Belakangan, saya menghindari kopi campur sachet (kopi instan), baik itu kopi hitam atau pun putih. Saya beralih ke kopi tradisional, kopi tubruk hitam, kental plus sedikit gula. Jadi kopi saya cenderung pahit.

Dulu, pilihan saya selalu kopi instan sachet tanpa ampas. Preferensi ini kemudian berubah, setelah suatu sore saya bertemu salah satu klien, seorang pencinta kopi dan pemilik coffee shop di bilangan Pluit. Sambil menikmati espressonya, dia bercerita banyak tentang kopi. Bagaimana espresso dan latte yang sedang kami nikmati sampai ke penikmat kopi.

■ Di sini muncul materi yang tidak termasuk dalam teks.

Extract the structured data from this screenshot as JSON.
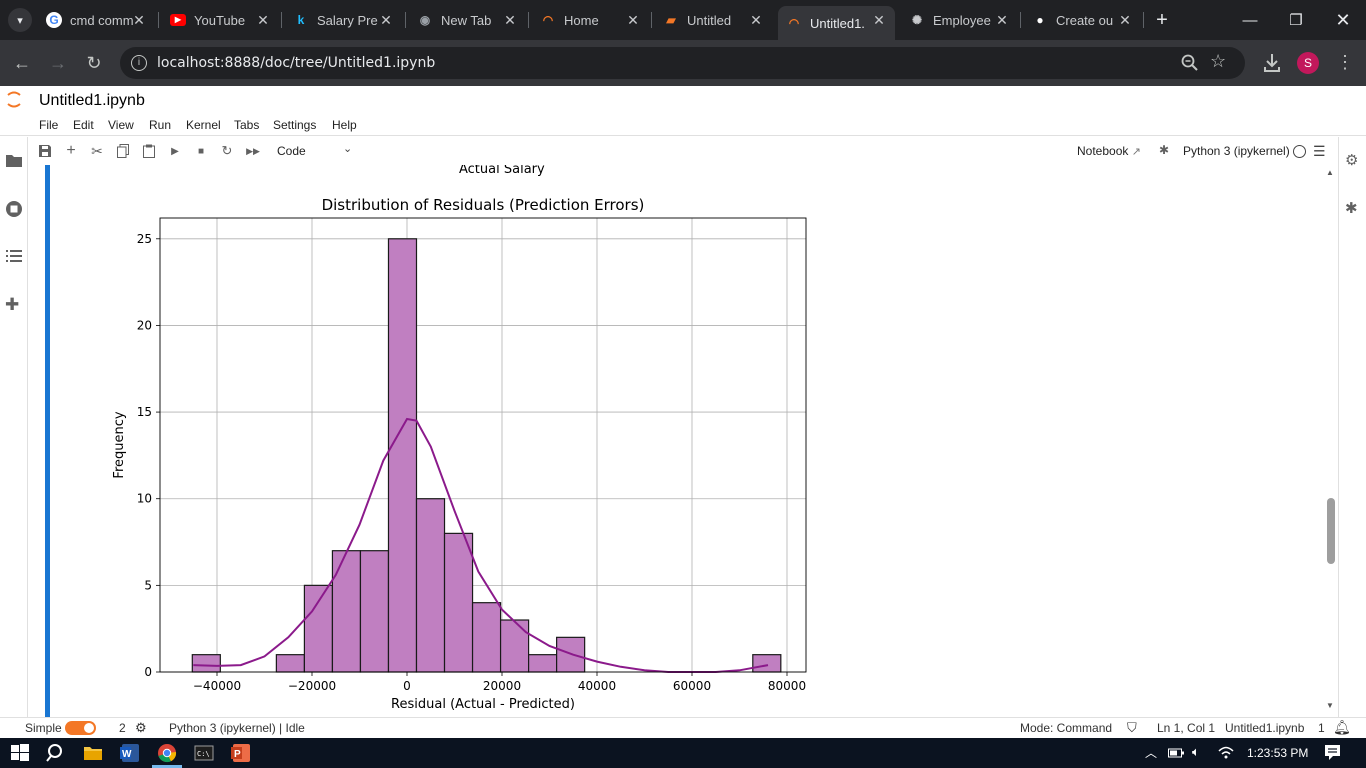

Saya tertegun ketika lelaki muda berwajah oriental ini bilang, kalau kopi sachet campur yang rutin saya minum itu ternyata bukan kopi, melainkan sari kopi, esen kopi. Menurutnya, setelah kita minum kopi, dan kemudian air seni yang kita keluarkan berbau sama persis dengan aroma kopi yang kita minum, bisa dipastikan bahwa itu bukan kopi asli, hanya sari kopi. Kopi asli tidak akan menyebabkan air seni kita berbau kopi.

Sejak sore itu, saya berhenti minum kopi instan sachet, dan hanya minun kopi tradisional, kopi tubruk hitam kental dengan sedikit gula, ketika di rumah atau di kantor. Di coffee shop, pilihan saya tetap latte.